А мне было приятно. Пусть даже глазком взглянуть на влюбленных. Будто прикоснуться на секунду к чужому волшебству, к чьей-то сказке.
* * *
Кота снова мучили.
Соседская детвора постоянно издевалась над ним. А все потому, что кот был глухим. Совершенно. Не слышал ни плохих, ни хороших голосов – вообще ничего не слышал. Сказалась то ли лютая морозами зима, то ли какая-то болезнь.
Гонимые кровожадными желаниями соседские девочки – одной семь, другой девять лет, – тянули бедное животное за хвост, пытались топать перед его носом, гнали с клумбы. А кот, как назло, обладал на редкость добрым и терпимым нравом и уходить никуда не спешил, черт бы его за это подрал.

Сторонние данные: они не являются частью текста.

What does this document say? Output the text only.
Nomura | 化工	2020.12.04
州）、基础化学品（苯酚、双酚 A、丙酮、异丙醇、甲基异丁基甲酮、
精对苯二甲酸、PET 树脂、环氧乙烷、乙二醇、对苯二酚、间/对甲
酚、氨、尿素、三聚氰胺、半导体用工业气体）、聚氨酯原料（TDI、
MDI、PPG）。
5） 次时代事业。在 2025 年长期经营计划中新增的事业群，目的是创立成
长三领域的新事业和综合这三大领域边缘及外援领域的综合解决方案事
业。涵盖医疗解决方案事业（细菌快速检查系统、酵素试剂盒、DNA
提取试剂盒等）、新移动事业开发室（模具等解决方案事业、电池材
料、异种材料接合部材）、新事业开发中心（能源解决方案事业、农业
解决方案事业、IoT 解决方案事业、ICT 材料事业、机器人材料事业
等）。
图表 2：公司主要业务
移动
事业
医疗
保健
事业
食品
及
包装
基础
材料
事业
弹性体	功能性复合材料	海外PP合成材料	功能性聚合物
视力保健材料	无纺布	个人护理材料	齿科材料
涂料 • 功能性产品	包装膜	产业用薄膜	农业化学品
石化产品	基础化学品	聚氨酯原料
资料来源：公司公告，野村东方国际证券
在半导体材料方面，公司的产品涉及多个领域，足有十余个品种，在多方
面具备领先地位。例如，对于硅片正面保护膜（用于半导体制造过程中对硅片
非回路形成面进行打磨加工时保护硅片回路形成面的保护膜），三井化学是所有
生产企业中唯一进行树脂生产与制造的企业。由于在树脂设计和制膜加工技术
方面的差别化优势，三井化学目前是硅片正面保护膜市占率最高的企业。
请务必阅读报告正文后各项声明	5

Детей я разогнала. Зло и быстро. Вся терпимость от подобных сцен у меня заканчивалась враз. И мамаш я не боялась. Голову бы отвернула и родителям за таких вот детей.
Подошла к коту, достала из сумки купленный на остановке перед домом пакетик с Вискасом, выложила прямо на траву. Мишка (почему-то я мысленно именовала кота именно так), почуяв запах знакомых ладоней, быстро подбежал ко мне и заорал хрипло и надрывно, требуя ласки. Даже еду отложил ненадолго, лишь бы погладили белую пушистую спину.
Я вздохнула и приласкала. Как своего, как родного. Может быть, это была моя вина, что он до сих пор здесь ошивался? Даже перезимовал как-то. Задняя лапа была вывернута к пузу и не разгибалась, отчего Мишка ходил только на трех, а от хвоста осталась только половина. Причины этому я даже предполагать боялась.
Он терся. Все не ел. А я смахивала слезы уже почти привычно. От бессилия. Так, чтобы никто не видел. Черт бы подрал отчима, у которого аллергия на кошек. Давно бы уже забрала, а так завтра будет очередной пакетик Вискаса на траве.
Терпи Мишка. Когда-нибудь жизнь наладится.
* * *
Отчим пил. И видимо уже далеко не первую банку пива.